Base64 And String Encoding
June 16, 2017
TL;DR
Always explicitly set encoding for Base64 decoded input as it defaults to ASCII.
Base64.decode64(input).force_encoding('utf-8')
Base64 encoding problem
Base64 comes handy when we need to represent binary data in ASCII. For example when transferring a file or storing encryption key.
The other use case when Base64 is useful is when we can handle only ASCII characters but user may provide non-ascii strings. In such case we encode string on one end transfer encoded input and decode on the other end. You may however be surprised that this may not work straight in Ruby.
encoded = Base64.encode64('Zażółć gęślą jaźń.')
=> "WmHFvMOzxYLEhyBnxJnFm2zEhSBqYcW6xYQu\n"
Base64.decode64(encoded)
=> "Za\xC5\xBC\xC3\xB3\xC5\x82\xC4\x87 g\xC4\x99\xC5\x9Bl\xC4\x85 ja\xC5\xBA\xC5\x84."
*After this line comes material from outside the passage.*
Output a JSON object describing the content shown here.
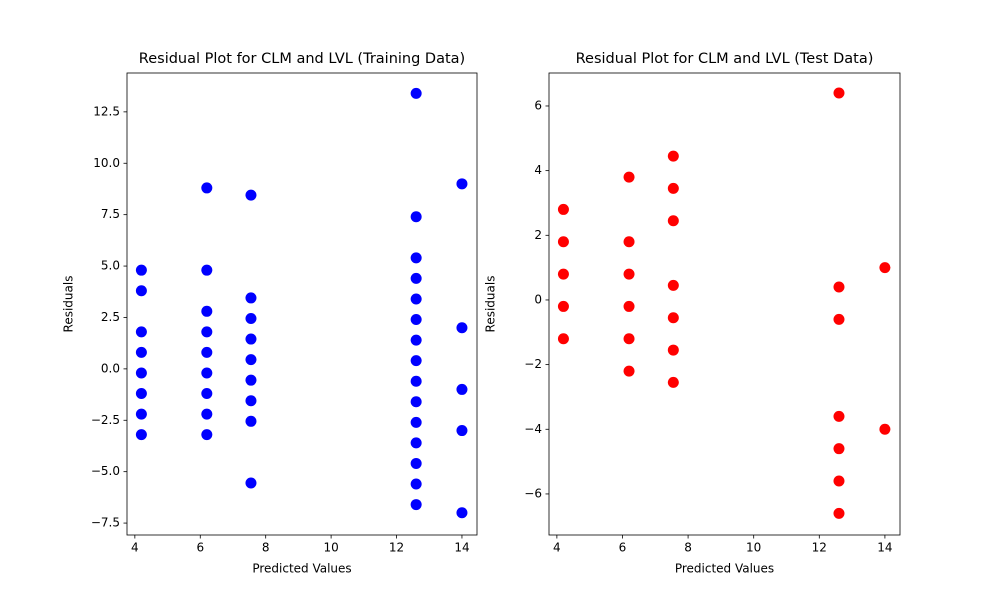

Decoding what was previously encoded with standard Base64
class
doesn’t return the same value which was encoded. It is because
Base64
can’t determine input’s encoding and decodes in 8-bit ASCII:
Base64.decode64(encoded).encoding
=> #<Encoding:ASCII-8BIT>
It is very difficult task to guess input’s encoding but surprisingly
decode64
doesn’t accept any parameter allowing to set the desired encoding
and just defaults to ASCII.
To make above example work string encoding needs to be forced manually:
Base64.decode64(encoded).force_encoding('utf-8')
=> "Zażółć gęślą jaźń."